Few families can be quite so divided as the BCL-2 clan. While the anti-apoptotic members — BCL-2 and BCL-XL — fight for a cell's survival, their pro-apoptotic relatives try to send it to its death. All of the factors that decide which side triumphs are still not clear, but the problem has been tackled by Stanley Korsmeyer and co-workers, reporting in Molecular Cell.

The battleground is the mitochondrion, where the BCL-2 family regulates mitochondrial integrity and caspase activation (see figure). The pro-apoptotic family members can be divided into two groups: the 'multidomain' members, which show sequence conservation in the BCL-2 homology (BH) domains 1–3 and include BAX and BAK; and the 'BH3-domain only' group, among them BID, BIM, BAD and NOXA.

The complex interplay between the two sides is illustrated by Korsmeyer and co-workers, who now show that activated BID (tBID) can form a stable complex with BCL-2. This complex forms only when BCL-2 is functional, and correlates with the protection of cells from apoptosis.

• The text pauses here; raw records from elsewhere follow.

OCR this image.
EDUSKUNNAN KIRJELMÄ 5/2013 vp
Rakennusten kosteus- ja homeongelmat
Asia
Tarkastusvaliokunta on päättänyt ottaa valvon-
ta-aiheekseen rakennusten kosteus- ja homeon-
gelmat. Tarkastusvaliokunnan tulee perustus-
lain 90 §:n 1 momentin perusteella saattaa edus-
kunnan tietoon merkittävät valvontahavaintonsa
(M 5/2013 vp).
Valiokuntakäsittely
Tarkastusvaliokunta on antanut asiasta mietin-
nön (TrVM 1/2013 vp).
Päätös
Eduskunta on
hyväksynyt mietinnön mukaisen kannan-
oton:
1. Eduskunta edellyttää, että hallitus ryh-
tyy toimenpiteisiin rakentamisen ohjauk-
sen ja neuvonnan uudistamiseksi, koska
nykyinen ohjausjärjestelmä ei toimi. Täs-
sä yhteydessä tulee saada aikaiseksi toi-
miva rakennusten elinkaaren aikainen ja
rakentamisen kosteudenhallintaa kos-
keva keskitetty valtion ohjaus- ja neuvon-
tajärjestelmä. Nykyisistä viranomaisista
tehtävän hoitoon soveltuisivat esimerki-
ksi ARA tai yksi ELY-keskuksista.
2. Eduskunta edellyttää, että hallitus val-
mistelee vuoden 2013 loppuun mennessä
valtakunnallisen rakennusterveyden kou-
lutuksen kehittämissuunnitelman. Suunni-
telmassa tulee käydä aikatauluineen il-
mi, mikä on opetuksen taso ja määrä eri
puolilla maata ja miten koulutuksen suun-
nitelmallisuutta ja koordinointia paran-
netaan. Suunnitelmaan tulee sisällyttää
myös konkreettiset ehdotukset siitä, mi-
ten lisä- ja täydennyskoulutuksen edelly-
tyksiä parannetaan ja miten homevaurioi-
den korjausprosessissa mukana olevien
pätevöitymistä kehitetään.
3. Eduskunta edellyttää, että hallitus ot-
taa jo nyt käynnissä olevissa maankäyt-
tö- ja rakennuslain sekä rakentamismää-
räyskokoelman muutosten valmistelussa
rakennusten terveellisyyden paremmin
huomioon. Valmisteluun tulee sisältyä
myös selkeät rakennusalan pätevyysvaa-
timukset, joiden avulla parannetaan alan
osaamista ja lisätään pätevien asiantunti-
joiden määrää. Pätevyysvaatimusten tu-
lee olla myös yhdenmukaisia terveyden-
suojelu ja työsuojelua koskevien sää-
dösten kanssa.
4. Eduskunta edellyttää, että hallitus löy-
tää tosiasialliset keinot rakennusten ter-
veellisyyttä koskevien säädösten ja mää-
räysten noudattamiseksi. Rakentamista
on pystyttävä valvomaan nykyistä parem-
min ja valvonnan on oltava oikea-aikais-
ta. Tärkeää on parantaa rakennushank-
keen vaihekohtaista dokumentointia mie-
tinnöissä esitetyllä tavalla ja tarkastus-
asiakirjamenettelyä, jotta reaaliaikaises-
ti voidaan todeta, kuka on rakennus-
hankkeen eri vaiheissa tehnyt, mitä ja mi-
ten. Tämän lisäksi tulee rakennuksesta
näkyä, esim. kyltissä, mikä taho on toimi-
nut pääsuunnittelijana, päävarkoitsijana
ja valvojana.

The authors also detected complexes between BCL-XL and tBID, BIM and BAD; again, the ability of BCL-XL to inhibit apoptosis mirrored its ability to bind these proteins. This, say the authors, indicates that anti-apoptotic BCL-2 proteins could sequester the BH3-domain only proteins, which prevents them from activating BAX and BAK.

Korsmeyer and co-workers next asked exactly when during the apoptotic pathway does a cell become committed to die. They compared the effects of deleting proteins that act downstream of the mitochondria ( Apaf-1 , caspase-9 or caspase-3 ) with the deletion of upstream players such as Bax and Bak. When mouse embryo fibroblasts that lacked the downstream proteins were challenged with tBID, they remained viable for 24 hours, but by 48 hours were beginning to show signs of mitochondrial dysfunction and death. By contrast, double-knockout cells that lacked Bax and Bak proved completely resistant to apoptosis that was induced by all tested BH3-domain only molecules. It seems, then, that the definitive commitment to cell death occurs proximal to the mitochondria, at the step of BAX/BAK activation.

Taken together, these results paint a picture where the BH3-domain only molecules activate the multidomain molecules to trigger a mitochondrial pathway that activates both caspase-dependent death and caspase-independent mitochondrial dysfunction.